Zwar stimmten Israels Armee und die radikalislamische Hamas dem Vorschlag einer zweistündigen "humanitären Waffenruhe" auf Drängen des Internationalen Komitees vom Roten Kreuz zu. Eine halbe Stunde später erklärten Israels Streitkräfte jedoch, die Feuerpause sei nach "Beschuss der Hamas" beendet und mit neuen Angriffen beantwortet worden.

"Shedshaya ist ein ziviles Gebiet, wo die Hamas ihre Raketen, Tunnel und Kommandozentren hat", begründete die Armee ihre Offensive. Vor Tagen schon sei die Zivilbevölkerung zum Verlassen des Gebiets aufgerufen worden, die Hamas habe sie jedoch zum Bleiben aufgefordert "und damit in die Schusslinie gerückt".

Die palästinensische Politikerin Hanan Ashrawi warf Israel vor, in Gaza ein "Massaker" anzurichten. Die palästinensische Regierung forderte die internationale Gemeinschaft zu einer "sofortigen Reaktion auf dieses Kriegsverbrechen" auf. Auch die Arabische Liga nannte das "brutale Bombardement" des Gazastreifens völkerrechtswidrig.

US-Präsident Barack Obama zeigte sich beunruhigt über die hohe Zahl der Opfer und kündigte eine Vermittlungsmission von Außenminister John Kerry in die Region an. Nach einem Bericht der israelischen Zeitung "Haaretz" könnte Kerry schon am Montag in der Region eintreffen. Nichtsdestotrotz billigte Obama Netanyahu erneut das Recht auf Selbstverteidigung im Konflikt mit der Hamas zu.

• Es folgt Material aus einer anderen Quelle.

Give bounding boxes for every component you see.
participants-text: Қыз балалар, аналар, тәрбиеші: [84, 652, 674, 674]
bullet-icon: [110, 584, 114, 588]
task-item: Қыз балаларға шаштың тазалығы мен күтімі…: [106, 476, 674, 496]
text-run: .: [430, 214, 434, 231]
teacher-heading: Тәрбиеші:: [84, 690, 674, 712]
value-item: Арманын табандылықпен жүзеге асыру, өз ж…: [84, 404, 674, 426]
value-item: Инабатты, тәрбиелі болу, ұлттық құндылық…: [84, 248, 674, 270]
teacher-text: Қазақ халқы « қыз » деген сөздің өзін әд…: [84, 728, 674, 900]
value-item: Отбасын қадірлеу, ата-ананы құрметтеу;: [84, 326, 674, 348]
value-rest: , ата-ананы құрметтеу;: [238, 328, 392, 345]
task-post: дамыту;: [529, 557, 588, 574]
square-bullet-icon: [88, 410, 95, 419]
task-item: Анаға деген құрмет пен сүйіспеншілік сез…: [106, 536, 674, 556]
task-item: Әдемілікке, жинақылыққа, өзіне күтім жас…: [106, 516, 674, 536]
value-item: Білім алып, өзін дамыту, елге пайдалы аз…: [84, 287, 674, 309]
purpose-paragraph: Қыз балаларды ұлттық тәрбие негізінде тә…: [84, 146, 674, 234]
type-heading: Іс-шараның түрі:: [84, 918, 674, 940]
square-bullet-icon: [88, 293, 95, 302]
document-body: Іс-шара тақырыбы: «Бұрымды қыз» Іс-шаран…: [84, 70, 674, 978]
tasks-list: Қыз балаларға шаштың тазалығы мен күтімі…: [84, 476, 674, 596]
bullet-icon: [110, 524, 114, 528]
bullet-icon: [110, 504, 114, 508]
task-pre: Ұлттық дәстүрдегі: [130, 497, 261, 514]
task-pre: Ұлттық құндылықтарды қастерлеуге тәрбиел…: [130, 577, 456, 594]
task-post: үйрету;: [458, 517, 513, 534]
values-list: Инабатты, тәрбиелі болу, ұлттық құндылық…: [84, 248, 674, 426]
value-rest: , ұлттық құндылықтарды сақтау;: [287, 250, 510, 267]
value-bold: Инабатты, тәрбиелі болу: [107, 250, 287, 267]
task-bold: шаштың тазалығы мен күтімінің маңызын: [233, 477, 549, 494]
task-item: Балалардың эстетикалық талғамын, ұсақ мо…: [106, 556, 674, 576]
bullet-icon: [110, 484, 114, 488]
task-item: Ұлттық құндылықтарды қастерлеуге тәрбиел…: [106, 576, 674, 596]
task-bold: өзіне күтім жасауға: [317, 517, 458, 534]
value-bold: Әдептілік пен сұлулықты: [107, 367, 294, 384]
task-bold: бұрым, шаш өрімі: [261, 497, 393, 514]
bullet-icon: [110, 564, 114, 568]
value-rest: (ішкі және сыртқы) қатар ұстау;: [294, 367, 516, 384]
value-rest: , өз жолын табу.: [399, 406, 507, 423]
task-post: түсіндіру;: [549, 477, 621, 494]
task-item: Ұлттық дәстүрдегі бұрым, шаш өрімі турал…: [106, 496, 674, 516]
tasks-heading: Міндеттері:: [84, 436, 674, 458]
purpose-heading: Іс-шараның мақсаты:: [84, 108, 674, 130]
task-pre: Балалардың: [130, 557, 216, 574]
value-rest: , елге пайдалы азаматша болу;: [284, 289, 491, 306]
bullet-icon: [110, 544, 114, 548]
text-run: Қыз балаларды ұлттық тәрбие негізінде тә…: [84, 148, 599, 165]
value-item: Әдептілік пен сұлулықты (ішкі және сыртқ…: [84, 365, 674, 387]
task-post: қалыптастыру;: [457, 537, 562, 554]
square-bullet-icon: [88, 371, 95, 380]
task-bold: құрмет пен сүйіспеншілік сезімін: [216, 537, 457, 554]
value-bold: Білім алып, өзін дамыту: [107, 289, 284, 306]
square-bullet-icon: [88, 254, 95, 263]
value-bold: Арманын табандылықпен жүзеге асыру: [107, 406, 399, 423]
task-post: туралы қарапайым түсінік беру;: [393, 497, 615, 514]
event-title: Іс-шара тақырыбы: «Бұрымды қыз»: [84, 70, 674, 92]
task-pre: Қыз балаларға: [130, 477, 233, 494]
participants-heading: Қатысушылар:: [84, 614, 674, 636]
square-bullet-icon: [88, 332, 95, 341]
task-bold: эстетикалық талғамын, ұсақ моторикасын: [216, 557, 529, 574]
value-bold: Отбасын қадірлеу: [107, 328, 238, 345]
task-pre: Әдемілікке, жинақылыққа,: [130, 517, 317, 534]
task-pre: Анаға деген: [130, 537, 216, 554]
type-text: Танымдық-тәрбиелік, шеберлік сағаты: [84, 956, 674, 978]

Netanyahu kritisierte im Fernsehsender CNN, Gaza sei trotz früherer Demilitarisierungsabkommen zu einer "vom Iran finanzierten und ausgerüsteten Festung des Terrors geworden, mit tausenden und abertausenden von Raketen und anderen Waffen, die hineingeschmuggelt und dort gebaut werden. Das muss ein Ende haben." Die Tunnel der Hamas könnten "relativ schnell" zerstört werden, die Demilitarisierung des Gazastreifens wiederum sei Aufgabe der gesamten Weltgemeinschaft.

Der Gazastreifen ist seit acht Jahren streng abgeschottet, nur in seltenen Ausnahmefällen dürfen Palästinenser die Grenzübergänge nach Israel passieren. Der schmale Küstenstreifen gehört mit 1,8 Millionen Menschen auf 362 Quadratkilometern zu den am dichtest besiedelten Regionen der Welt.